Each year since we’d drop by at least twice during our seven week stays; he’d shuffle across his slick stone floor to retrieve a vintage New York souvenir serving tray stacked with napkins, four glasses, spoons, orange soda, and nocciola gelato. Monsignor Navarra was born inside this house, eighty-nine years ago, on the northwest corner of Piazza Madrice, feet from where “Poppa” as I call him, devoted his life following seminary studies in Turin. A walk-through of Monsignor’s house, where he lives alone, could easily take up an hour. Monsignor’s interior staircase has royal appeal: marble steps with beveled edges, uncommonly shallow, having generous depth — an ornate iron railing gently swerves leading onto the next floor, four in total. Poppa’s office is stacked with thick novels and leather-bound theology books; the faintest remnant of musty patchouli lingers, a sable color plume protrudes from his pen cannister.
Last year Monsignor’s body contracted, much more than recent years, as if arthritis had taken over. From a distance it was difficult to see Poppa driving his beloved beige 1960s Cinquecento; he could barely be seen looking above his steering wheel. Monsignor Navarra was inching along outside with a neighbor last week. He had on all black: vestment with a zillion cloth buttons neck to toe (street clothing underneath) floor length overcoat, handknit extra-long-loose weave scarf, and English driving cap. Castellammare’s temperature hovered seventy-five degrees that day; Jeanette, LouLou and I were wearing summer attire, as were most others in town. Last Friday LouLou’s cheek easily kissed Poppa’s ear while they were standing next to each other.
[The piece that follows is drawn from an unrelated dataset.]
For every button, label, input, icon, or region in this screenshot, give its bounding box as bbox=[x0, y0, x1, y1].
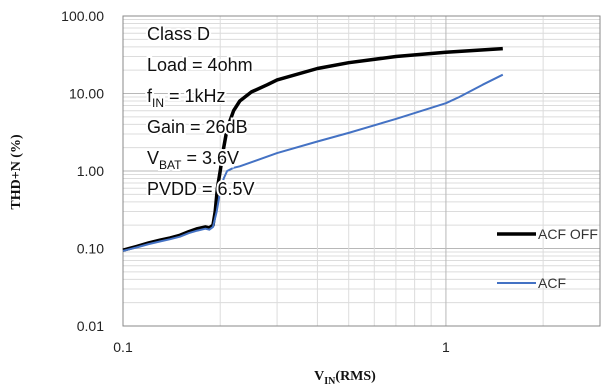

It wasn’t entirely clear through translation, however, Monsignor’s neighbor, Elena, part-time caregiver these last eight years informed us he had slipped on the divine staircase injuring his head. Poppa’s driving rights were revoked; he’s presently living on the ground floor. This morning we saw Elena at the market, she explained Monsignor Navarra was receiving medical attention at home, but wasn’t being a model patient; he kept removing his intravenous drip, Elena’s reassurance closed saying we’d be able to visit him dopo domani.
Three years ago, Poppa heard my concerns regarding the melanoma tumor in my leg. Seeing I was visibly shaken, Monsignor held my right hand, folded it, surrounded mine with his, smiled inciting, “coraggio et fede.” Courage and faith: a pair of imposing words I’ll not forget when adversity crosses my path.